BNST CRF and maintenance of weight loss


Center Vanderbilt University
Award Year 2013
Pilot Study BNST CRF and maintenance of weight loss
Awardee Danny G Winder PhD
Abstract

Maintenance of diet-induced weight loss is a major problem in the treatment of type II diabetes. Animal model studies have suggested an important role for corticotropin releasing factor (CRF) neurons in the bed nucleus of the stria terminalis (BNST) in stress-reward interactions, and more recently in feeding behavior. In particular, CRF signaling within the BNST produces anorexia. Recent studies demonstrate that caloric restriction in mice produces a profound decrease in CRF levels in the BNST that persists even after a return to ad libitum feeding.

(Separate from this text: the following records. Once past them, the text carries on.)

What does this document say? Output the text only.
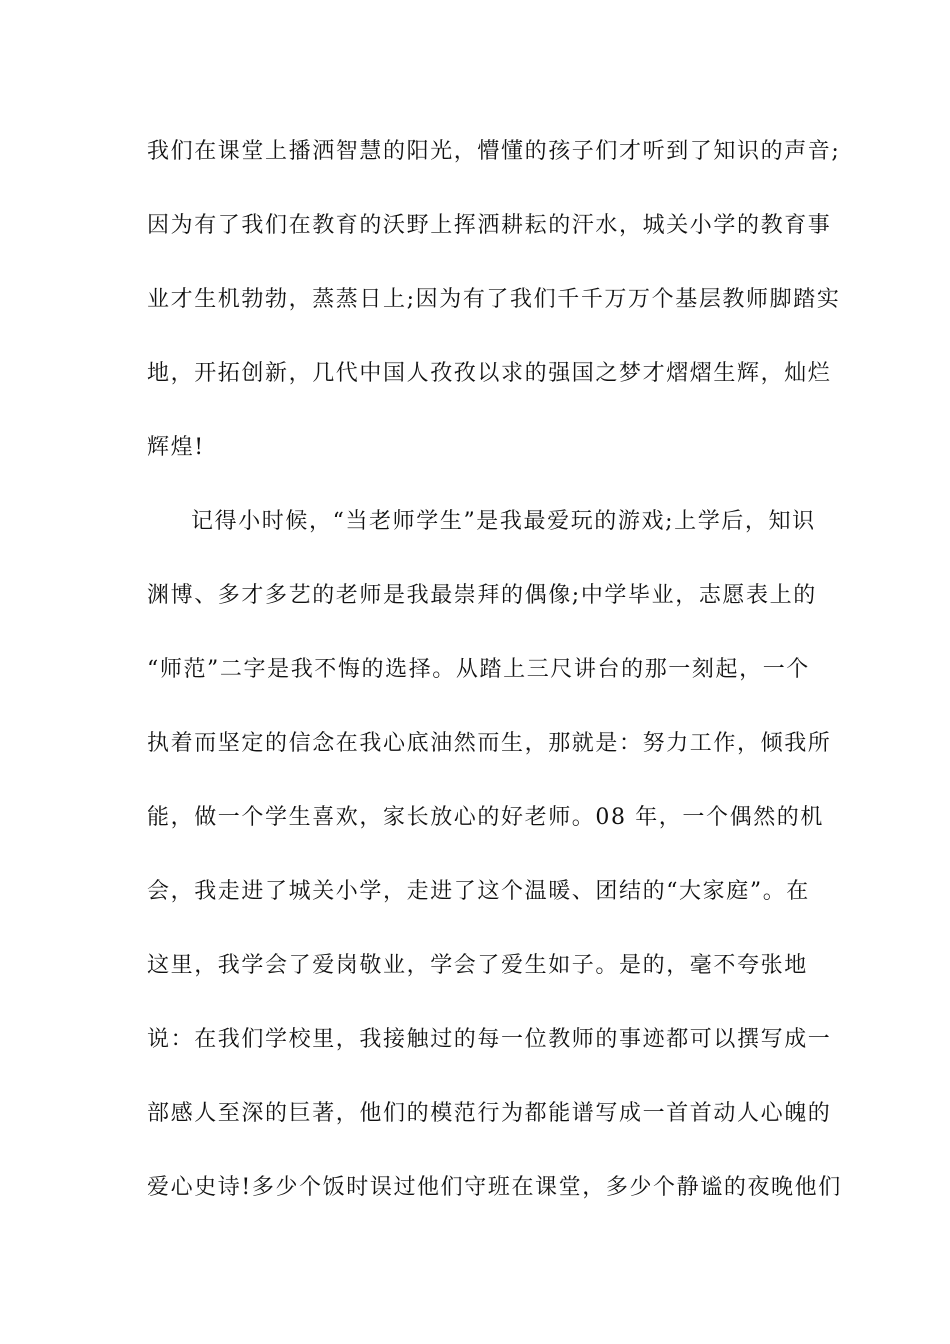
我们在课堂上播洒智慧的阳光，懵懂的孩子们才听到了知识的声音;
因为有了我们在教育的沃野上挥洒耕耘的汗水，城关小学的教育事
业才生机勃勃，蒸蒸日上;因为有了我们千千万万个基层教师脚踏实
地，开拓创新，几代中国人孜孜以求的强国之梦才熠熠生辉，灿烂
辉煌!
记得小时候，“当老师学生”是我最爱玩的游戏;上学后，知识
渊博、多才多艺的老师是我最崇拜的偶像;中学毕业，志愿表上的
“师范”二字是我不悔的选择。从踏上三尺讲台的那一刻起，一个
执着而坚定的信念在我心底油然而生，那就是：努力工作，倾我所
能，做一个学生喜欢，家长放心的好老师。08 年，一个偶然的机
会，我走进了城关小学，走进了这个温暖、团结的“大家庭”。在
这里，我学会了爱岗敬业，学会了爱生如子。是的，毫不夸张地
说：在我们学校里，我接触过的每一位教师的事迹都可以撰写成一
部感人至深的巨著，他们的模范行为都能谱写成一首首动人心魄的
爱心史诗!多少个饭时误过他们守班在课堂，多少个静谧的夜晚他们
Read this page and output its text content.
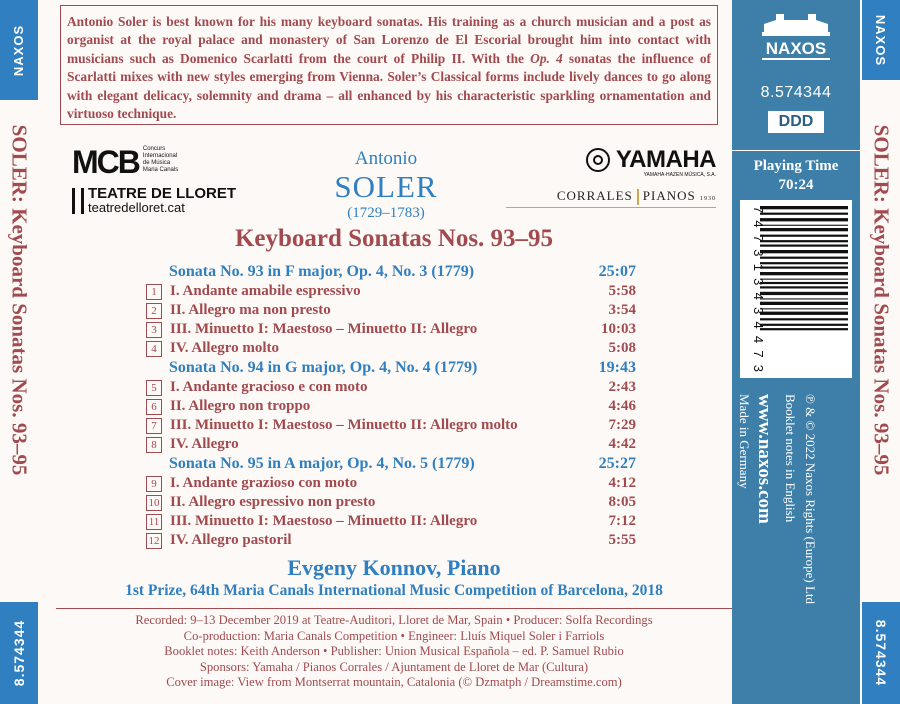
NAXOS
SOLER: Keyboard Sonatas Nos. 93–95
8.574344
Antonio Soler is best known for his many keyboard sonatas. His training as a church musician and a post as organist at the royal palace and monastery of San Lorenzo de El Escorial brought him into contact with musicians such as Domenico Scarlatti from the court of Philip II. With the Op. 4 sonatas the influence of Scarlatti mixes with new styles emerging from Vienna. Soler’s Classical forms include lively dances to go along with elegant delicacy, solemnity and drama – all enhanced by his characteristic sparkling ornamentation and virtuoso technique.
MCB Concurs
Internacional
de Música
Maria Canals
TEATRE DE LLORET
teatredelloret.cat
Antonio
SOLER
(1729–1783)
YAMAHA
YAMAHA-HAZEN MÚSICA, S.A.
CORRALES PIANOS 1930
Keyboard Sonatas Nos. 93–95
Sonata No. 93 in F major, Op. 4, No. 3 (1779)	25:07
1 I. Andante amabile espressivo	5:58
2 II. Allegro ma non presto	3:54
3 III. Minuetto I: Maestoso – Minuetto II: Allegro	10:03
4 IV. Allegro molto	5:08
Sonata No. 94 in G major, Op. 4, No. 4 (1779)	19:43
5 I. Andante gracioso e con moto	2:43
6 II. Allegro non troppo	4:46
7 III. Minuetto I: Maestoso – Minuetto II: Allegro molto	7:29
8 IV. Allegro	4:42
Sonata No. 95 in A major, Op. 4, No. 5 (1779)	25:27
9 I. Andante grazioso con moto	4:12
10 II. Allegro espressivo non presto	8:05
11 III. Minuetto I: Maestoso – Minuetto II: Allegro	7:12
12 IV. Allegro pastoril	5:55
Evgeny Konnov, Piano
1st Prize, 64th Maria Canals International Music Competition of Barcelona, 2018
Recorded: 9–13 December 2019 at Teatre-Auditori, Lloret de Mar, Spain • Producer: Solfa Recordings
Co-production: Maria Canals Competition • Engineer: Lluís Miquel Soler i Farriols
Booklet notes: Keith Anderson • Publisher: Union Musical Española – ed. P. Samuel Rubio
Sponsors: Yamaha / Pianos Corrales / Ajuntament de Lloret de Mar (Cultura)
Cover image: View from Montserrat mountain, Catalonia (© Dzmatph / Dreamstime.com)
NAXOS
8.574344
DDD
Playing Time
70:24
747313434473
℗ & © 2022 Naxos Rights (Europe) Ltd
Booklet notes in English
www.naxos.com
Made in Germany
NAXOS
SOLER: Keyboard Sonatas Nos. 93–95
8.574344
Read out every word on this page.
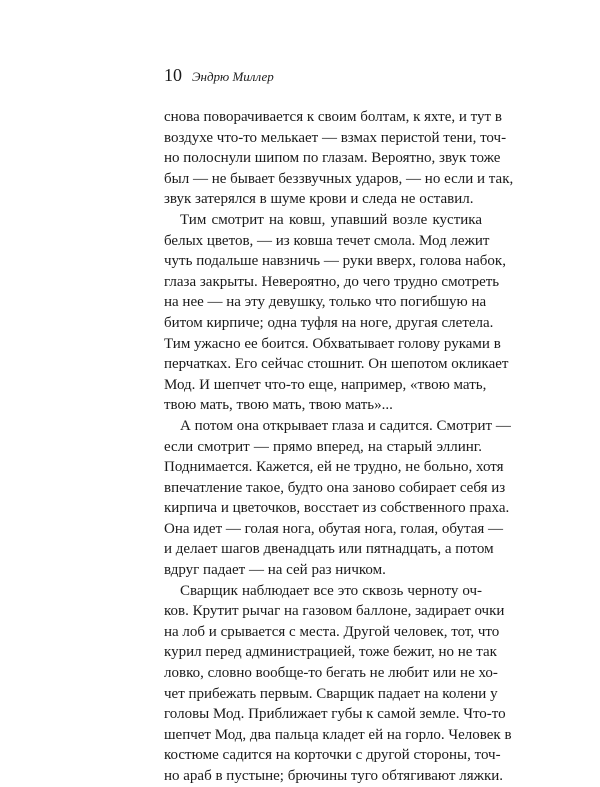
10 Эндрю Миллер
снова поворачивается к своим болтам, к яхте, и тут в
воздухе что-то мелькает — взмах перистой тени, точ-
но полоснули шипом по глазам. Вероятно, звук тоже
был — не бывает беззвучных ударов, — но если и так,
звук затерялся в шуме крови и следа не оставил.
Тим смотрит на ковш, упавший возле кустика
белых цветов, — из ковша течет смола. Мод лежит
чуть подальше навзничь — руки вверх, голова набок,
глаза закрыты. Невероятно, до чего трудно смотреть
на нее — на эту девушку, только что погибшую на
битом кирпиче; одна туфля на ноге, другая слетела.
Тим ужасно ее боится. Обхватывает голову руками в
перчатках. Его сейчас стошнит. Он шепотом окликает
Мод. И шепчет что-то еще, например, «твою мать,
твою мать, твою мать, твою мать»...
А потом она открывает глаза и садится. Смотрит —
если смотрит — прямо вперед, на старый эллинг.
Поднимается. Кажется, ей не трудно, не больно, хотя
впечатление такое, будто она заново собирает себя из
кирпича и цветочков, восстает из собственного праха.
Она идет — голая нога, обутая нога, голая, обутая —
и делает шагов двенадцать или пятнадцать, а потом
вдруг падает — на сей раз ничком.
Сварщик наблюдает все это сквозь черноту оч-
ков. Крутит рычаг на газовом баллоне, задирает очки
на лоб и срывается с места. Другой человек, тот, что
курил перед администрацией, тоже бежит, но не так
ловко, словно вообще-то бегать не любит или не хо-
чет прибежать первым. Сварщик падает на колени у
головы Мод. Приближает губы к самой земле. Что-то
шепчет Мод, два пальца кладет ей на горло. Человек в
костюме садится на корточки с другой стороны, точ-
но араб в пустыне; брючины туго обтягивают ляжки.
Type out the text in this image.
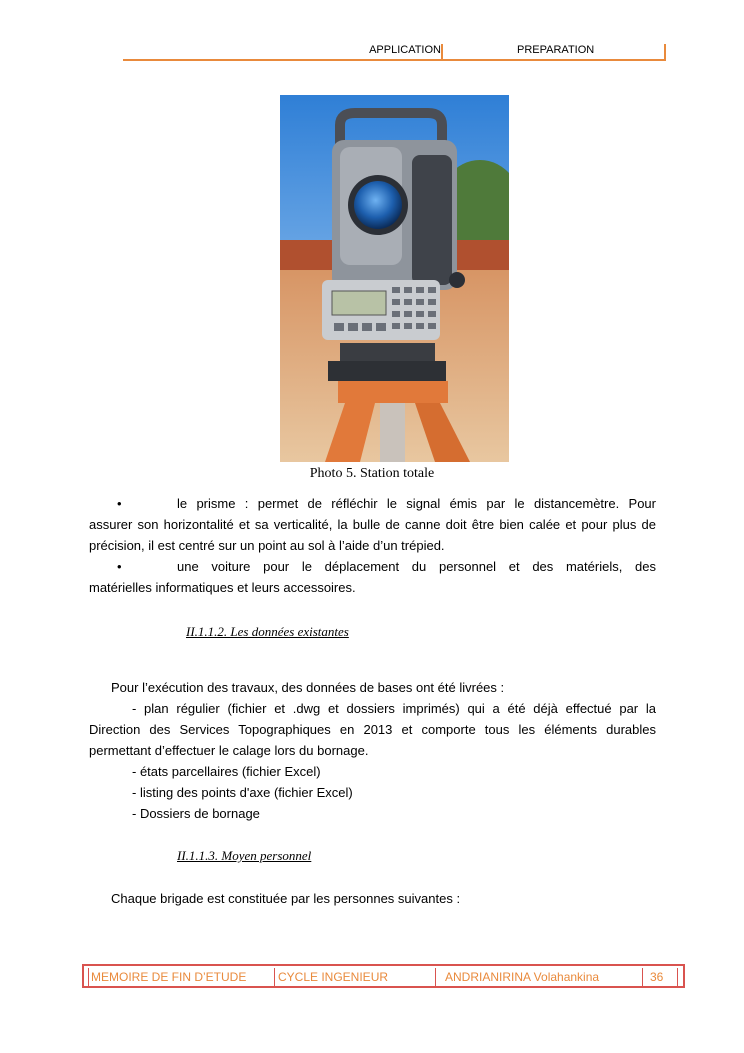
APPLICATION	PREPARATION
Photo 5. Station totale
•	le prisme : permet de réfléchir le signal émis par le distancemètre. Pour
assurer son horizontalité et sa verticalité, la bulle de canne doit être bien calée et pour plus de précision, il est centré sur un point au sol à l’aide d’un trépied.
•	une voiture pour le déplacement du personnel et des matériels, des
matérielles informatiques et leurs accessoires.
II.1.1.2. Les données existantes
Pour l’exécution des travaux, des données de bases ont été livrées :
- plan régulier (fichier et .dwg et dossiers imprimés) qui a été déjà effectué par la
Direction des Services Topographiques en 2013 et comporte tous les éléments durables permettant d’effectuer le calage lors du bornage.
- états parcellaires (fichier Excel)
- listing des points d'axe (fichier Excel)
- Dossiers de bornage
II.1.1.3. Moyen personnel
Chaque brigade est constituée par les personnes suivantes :
MEMOIRE DE FIN D’ETUDE	CYCLE INGENIEUR	ANDRIANIRINA Volahankina	36
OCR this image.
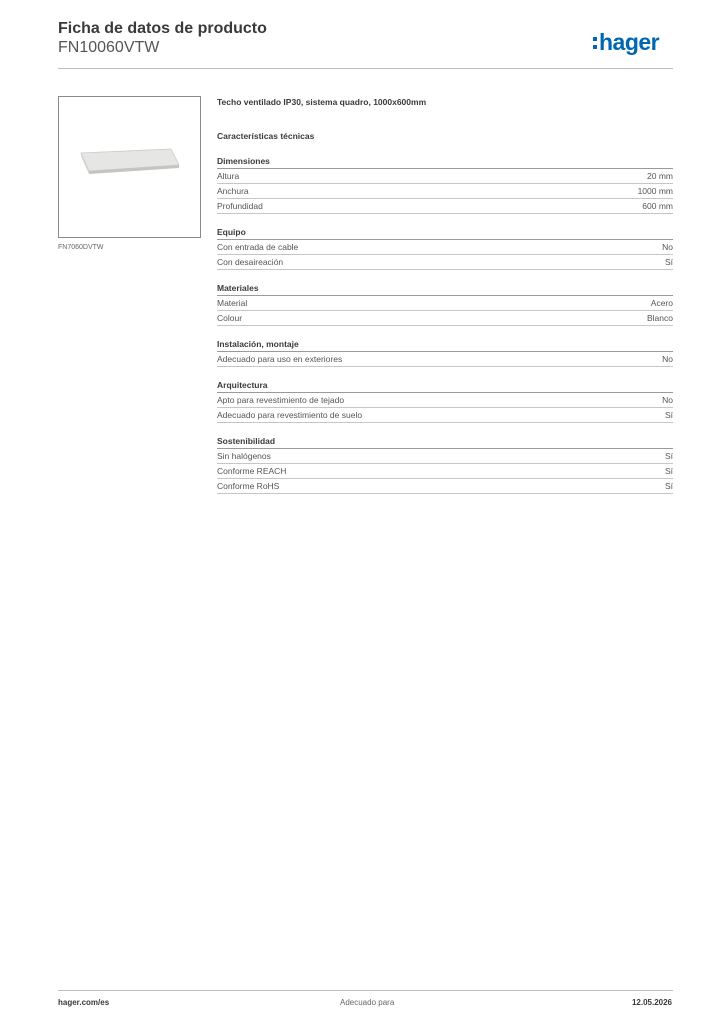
Ficha de datos de producto
FN10060VTW	hager
FN7060DVTW
Techo ventilado IP30, sistema quadro, 1000x600mm
Características técnicas
Dimensiones
Altura	20 mm
Anchura	1000 mm
Profundidad	600 mm
Equipo
Con entrada de cable	No
Con desaireación	Sí
Materiales
Material	Acero
Colour	Blanco
Instalación, montaje
Adecuado para uso en exteriores	No
Arquitectura
Apto para revestimiento de tejado	No
Adecuado para revestimiento de suelo	Sí
Sostenibilidad
Sin halógenos	Sí
Conforme REACH	Sí
Conforme RoHS	Sí
hager.com/es	Adecuado para	12.05.2026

This may represent the removal of an important brake on stress-induced feeding behavior that contributes to diet relapse. Currently, however, very little is understood regarding the CRF system in the BNST. We have recently successfully utilized a genetic reporter strategy to isolate CRF neurons within the BNST for morphological and electrophysiological analysis. Here, we propose to use optogenetic and fluorescent-reporterbased animal models to determine inputs and outputs of CRF neurons in the BNST, to determine the specific inputs to the BNST that are opposingly regulated by CRF and orexin, and to examine the long-term impact of caloric restriction on the excitability of BNST CRF neurons and neuropeptide function in the region. The successful completion of these studies will delineate a microcircuit potentially involved in diet relapse and set the stage for 1) further ex vivo studies testing for means of controlling this circuit and 2) in vivo analysis of the impact of activation and inhibition of this circuit on feeding behavior.